Ian’s influence extended far beyond the decks. As a producer he co-wrote and co-produced records with combined worldwide sales of over 40 million copies, racking up more than 80 UK hits. He was first to spot the potential of Evelyn Thomas, L.J. Johnson and Barbara Pennington — all of whom he signed and guided to chart success. He became the founding resident DJ at London’s Heaven nightclub in December 1979, where he pioneered the Hi-NRG sound that would sweep across gay dancefloors worldwide and later inform the entire pop mainstream.

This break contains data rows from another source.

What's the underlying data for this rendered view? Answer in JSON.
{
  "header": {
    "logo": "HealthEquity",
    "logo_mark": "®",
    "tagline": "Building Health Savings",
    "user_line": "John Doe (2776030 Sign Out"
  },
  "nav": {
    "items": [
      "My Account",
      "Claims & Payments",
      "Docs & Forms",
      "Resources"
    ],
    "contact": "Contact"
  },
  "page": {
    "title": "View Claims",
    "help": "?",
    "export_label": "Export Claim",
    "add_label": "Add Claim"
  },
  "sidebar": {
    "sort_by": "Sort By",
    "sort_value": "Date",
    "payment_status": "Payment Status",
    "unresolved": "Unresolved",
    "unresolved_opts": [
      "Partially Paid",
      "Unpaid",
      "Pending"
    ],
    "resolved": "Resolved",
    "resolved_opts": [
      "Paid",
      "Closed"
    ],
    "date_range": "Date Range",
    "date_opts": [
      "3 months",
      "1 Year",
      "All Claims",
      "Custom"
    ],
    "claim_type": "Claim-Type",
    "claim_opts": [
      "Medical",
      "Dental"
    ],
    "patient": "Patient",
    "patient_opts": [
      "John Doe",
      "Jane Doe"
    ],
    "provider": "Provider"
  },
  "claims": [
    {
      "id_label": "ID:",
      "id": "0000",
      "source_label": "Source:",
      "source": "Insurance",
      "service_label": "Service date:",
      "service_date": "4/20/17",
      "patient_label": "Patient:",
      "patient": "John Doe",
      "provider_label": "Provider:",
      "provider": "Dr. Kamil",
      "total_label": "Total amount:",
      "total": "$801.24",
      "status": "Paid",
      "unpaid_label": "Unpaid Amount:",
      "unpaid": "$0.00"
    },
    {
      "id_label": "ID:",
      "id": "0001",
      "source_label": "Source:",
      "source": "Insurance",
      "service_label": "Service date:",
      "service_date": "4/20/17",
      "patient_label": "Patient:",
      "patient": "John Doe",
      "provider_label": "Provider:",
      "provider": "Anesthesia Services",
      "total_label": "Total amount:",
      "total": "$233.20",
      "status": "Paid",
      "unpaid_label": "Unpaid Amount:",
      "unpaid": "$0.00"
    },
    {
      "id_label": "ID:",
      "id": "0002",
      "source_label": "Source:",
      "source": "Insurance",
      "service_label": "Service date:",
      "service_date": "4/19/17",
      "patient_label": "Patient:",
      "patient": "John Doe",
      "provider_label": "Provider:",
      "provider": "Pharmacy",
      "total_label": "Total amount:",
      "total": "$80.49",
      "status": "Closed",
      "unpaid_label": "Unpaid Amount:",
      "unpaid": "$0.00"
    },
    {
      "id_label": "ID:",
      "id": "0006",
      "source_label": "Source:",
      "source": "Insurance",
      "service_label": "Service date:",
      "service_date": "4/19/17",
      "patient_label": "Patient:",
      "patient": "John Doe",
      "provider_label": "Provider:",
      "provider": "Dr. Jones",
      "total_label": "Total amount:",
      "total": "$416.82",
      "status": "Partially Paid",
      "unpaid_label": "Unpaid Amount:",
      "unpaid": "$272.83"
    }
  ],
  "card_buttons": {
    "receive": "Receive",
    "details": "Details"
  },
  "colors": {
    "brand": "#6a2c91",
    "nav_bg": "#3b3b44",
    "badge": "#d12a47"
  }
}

But perhaps his most extraordinary undertaking came later in life, when Ian embarked on a mission to track down the forgotten voices of Northern Soul itself. By 1998 he had located 179 former American soul singers — artists who had recorded one or two singles decades earlier and had no idea that their music had become the soundtrack to a generation in the north of England. Many of them, he discovered, had gone back to ordinary jobs; most were astonished to learn they were legends. Ian brought their stories together in his four-hour documentary The Strange World of Northern Soul. It is one of the most remarkable acts of musical preservation ever undertaken.

Northern Soul Radio now carries three of the greatest names the scene has ever produced — Ian Levine, Richard Searling and Kev Roberts. Between them they were there at every pivotal moment: the Torch, the Mecca, the Casino. If you wanted to understand what Northern Soul truly was, and what it still is, these are the voices you need to hear.

Ian’s shows will be announced very soon. Make sure you’re tuned in.

Welcome to Northern Soul Radio, Ian. The Highland Room would be proud.